Student answers will vary based on the countries they choose to compare. The Web site is a good business culture guide for international businessmen.Discussion should focus on the dimensions of culture as described in the text.

  1. Form a team and summarize what you believe the primary cultural aspects of your home country to be. Report your findings to the class.

Analysis of the culture should use the frameworks discussed in the chapter. Student answers will vary.

  1. In your view, how do foreign nationals misunderstand your country? Make a list of the most important of these. Are they cultural in nature? Historical? Political? Other? What types of training could a firm pursue to overcome these misunderstandings?

Students are encouraged to form groups of two or more from differing cultural backgrounds.

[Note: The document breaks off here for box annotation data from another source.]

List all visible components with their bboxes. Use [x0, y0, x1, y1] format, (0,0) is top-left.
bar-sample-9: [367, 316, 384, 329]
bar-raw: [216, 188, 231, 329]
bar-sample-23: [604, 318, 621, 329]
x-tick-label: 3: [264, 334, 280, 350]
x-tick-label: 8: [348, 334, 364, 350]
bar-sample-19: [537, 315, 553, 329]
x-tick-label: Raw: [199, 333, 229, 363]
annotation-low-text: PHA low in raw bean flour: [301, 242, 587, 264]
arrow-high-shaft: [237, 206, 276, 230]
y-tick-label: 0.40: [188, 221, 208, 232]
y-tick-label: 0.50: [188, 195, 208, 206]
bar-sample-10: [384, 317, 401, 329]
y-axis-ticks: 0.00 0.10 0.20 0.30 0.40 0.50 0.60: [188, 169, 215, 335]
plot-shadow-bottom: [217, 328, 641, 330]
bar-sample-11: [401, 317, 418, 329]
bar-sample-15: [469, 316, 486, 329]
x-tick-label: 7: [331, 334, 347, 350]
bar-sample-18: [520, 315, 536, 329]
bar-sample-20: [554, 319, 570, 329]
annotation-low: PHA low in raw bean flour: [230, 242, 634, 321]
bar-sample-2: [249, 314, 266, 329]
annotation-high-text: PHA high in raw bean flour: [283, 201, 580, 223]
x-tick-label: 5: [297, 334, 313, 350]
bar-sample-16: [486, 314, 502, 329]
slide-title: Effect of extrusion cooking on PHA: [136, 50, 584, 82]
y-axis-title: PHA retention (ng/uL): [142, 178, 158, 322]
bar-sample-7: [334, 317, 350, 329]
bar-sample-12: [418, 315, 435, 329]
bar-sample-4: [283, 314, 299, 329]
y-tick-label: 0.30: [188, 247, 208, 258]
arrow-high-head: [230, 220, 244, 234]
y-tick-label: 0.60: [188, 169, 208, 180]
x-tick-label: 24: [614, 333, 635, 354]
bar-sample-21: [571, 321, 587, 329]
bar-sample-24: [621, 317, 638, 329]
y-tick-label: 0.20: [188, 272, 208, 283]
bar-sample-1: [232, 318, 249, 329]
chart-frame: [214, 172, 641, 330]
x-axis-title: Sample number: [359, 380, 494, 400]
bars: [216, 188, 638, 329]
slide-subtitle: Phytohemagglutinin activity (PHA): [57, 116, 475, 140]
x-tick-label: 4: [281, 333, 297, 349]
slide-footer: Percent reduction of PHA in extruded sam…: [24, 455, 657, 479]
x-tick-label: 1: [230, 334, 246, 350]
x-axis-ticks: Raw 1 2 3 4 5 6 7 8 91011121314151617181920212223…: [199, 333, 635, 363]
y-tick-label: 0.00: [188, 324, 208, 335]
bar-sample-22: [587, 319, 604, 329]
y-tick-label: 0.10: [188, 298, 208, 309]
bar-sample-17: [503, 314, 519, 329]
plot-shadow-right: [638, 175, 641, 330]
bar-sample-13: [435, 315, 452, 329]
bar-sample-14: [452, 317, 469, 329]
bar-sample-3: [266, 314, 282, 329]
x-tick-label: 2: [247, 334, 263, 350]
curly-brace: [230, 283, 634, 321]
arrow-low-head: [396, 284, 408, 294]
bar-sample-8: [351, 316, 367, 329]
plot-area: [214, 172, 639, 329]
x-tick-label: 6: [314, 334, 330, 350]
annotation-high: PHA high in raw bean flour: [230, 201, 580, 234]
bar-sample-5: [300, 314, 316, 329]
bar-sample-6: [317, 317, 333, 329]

Views on each other’s culture could be used as a reference point to obtain a foreigner’s view of one’s culture. Other sources should also be used. A popular source for such views could be leading stereotypes and views presented in movies. Student responses will vary.

  1. In 2005, a number of Chinese firms sought to buy U.S. firms. This includes the China National Offshore Oil Corporation purchase of Chevron, the Lenovo purchase of IBM’s laptop business, and Haier’s purchase of Maytag. Research one of these proposed acquisitions. Which ones were completed? What would be the cultural implications of each of the proposed acquisitions? In other words, would some of the mergers be expected to be more difficult because the nature of the integration that would be required, or the business involved?

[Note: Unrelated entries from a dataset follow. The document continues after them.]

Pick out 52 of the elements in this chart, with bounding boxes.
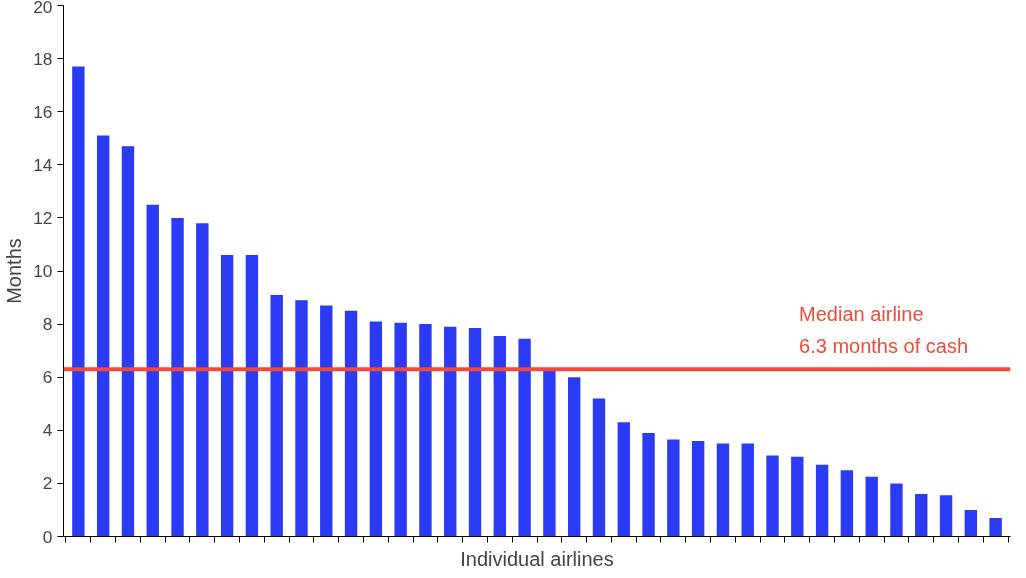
bar bbox=[121, 146, 135, 537]
bar bbox=[245, 255, 259, 537]
bar bbox=[96, 135, 110, 537]
y-tick-label: 8 bbox=[42, 314, 53, 335]
y-tick-label: 20 bbox=[33, 0, 53, 17]
bar bbox=[667, 439, 680, 537]
bar bbox=[419, 324, 432, 537]
ref-line-label: Median airline 6.3 months of cash bbox=[799, 303, 969, 358]
bar bbox=[766, 455, 779, 537]
bar bbox=[592, 398, 606, 537]
bar bbox=[270, 294, 283, 537]
bar bbox=[840, 470, 854, 537]
bar bbox=[493, 336, 507, 537]
bar bbox=[567, 377, 581, 537]
y-tick-label: 14 bbox=[33, 154, 53, 175]
bar bbox=[791, 456, 804, 537]
x-axis-title: Individual airlines bbox=[460, 547, 614, 570]
bar bbox=[369, 321, 383, 537]
bar bbox=[865, 476, 878, 537]
y-tick-label: 12 bbox=[33, 207, 53, 228]
bar bbox=[890, 483, 903, 537]
bar bbox=[642, 432, 655, 537]
y-tick-label: 0 bbox=[42, 526, 53, 547]
bar bbox=[394, 322, 407, 537]
y-tick-label: 2 bbox=[42, 473, 53, 494]
bar bbox=[444, 326, 457, 537]
bar bbox=[716, 443, 730, 537]
bar bbox=[146, 204, 159, 537]
y-tick-label: 10 bbox=[33, 261, 53, 281]
y-tick-label: 4 bbox=[42, 420, 53, 441]
y-tick-label: 18 bbox=[33, 48, 53, 69]
y-tick-label: 16 bbox=[33, 101, 53, 122]
bar bbox=[171, 217, 184, 537]
y-tick-label: 6 bbox=[42, 367, 53, 388]
bar bbox=[915, 494, 928, 537]
bar bbox=[989, 517, 1002, 537]
bar bbox=[617, 422, 630, 537]
bar bbox=[741, 443, 754, 537]
bar bbox=[295, 300, 308, 537]
bar bbox=[939, 495, 953, 537]
bar bbox=[468, 328, 482, 537]
bar bbox=[543, 369, 556, 537]
y-axis-title: Months bbox=[3, 238, 26, 304]
bar bbox=[220, 255, 234, 537]
bar bbox=[72, 66, 85, 537]
bar bbox=[815, 464, 829, 537]
bar bbox=[691, 440, 705, 537]
bar bbox=[344, 310, 358, 537]
bar bbox=[518, 338, 531, 537]
bar bbox=[320, 305, 333, 537]
bar bbox=[964, 509, 978, 537]
bar bbox=[196, 223, 209, 537]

Student responses will vary based on the acquisition they choose to research. Cultural aspects of the two nations should be discussed using the frameworks provided in the text. Aspects of culture most relevant to a business setting should be identified to reveal the complexities arising out of the acquisitions.

SHORT CASE QUESTIONS

  1. What are some of the major differences you see in doing business in Germany if you are an American?

As given in the text, Germany is a fine example of monochronic societies which tend to do things in a linear way, valuing punctuality and strict schedules. Further differences include the perception toward authority and individual initiative. Students should be encouraged to research the differences from available sources. Student answers may vary.

  1. Renault Motors is a French firm that owns Nissan Automobile of Japan. Why do you think this merger worked when the Daimler Chrysler merger did not?

Use a search engine to find more information on these mergers. Students should identify the major dimensions of culture of the nations involved that could have aided or hindered the mergers.

  1. Think of ways that the Daimler Chrysler merger could have been encouraged to succeed.

Methods to avoid cultural conflicts and mistakes should be adopted by providing cultural sensitivity training for the staff. Discussion should be focused strategies on improving communication between the two parties in the merger.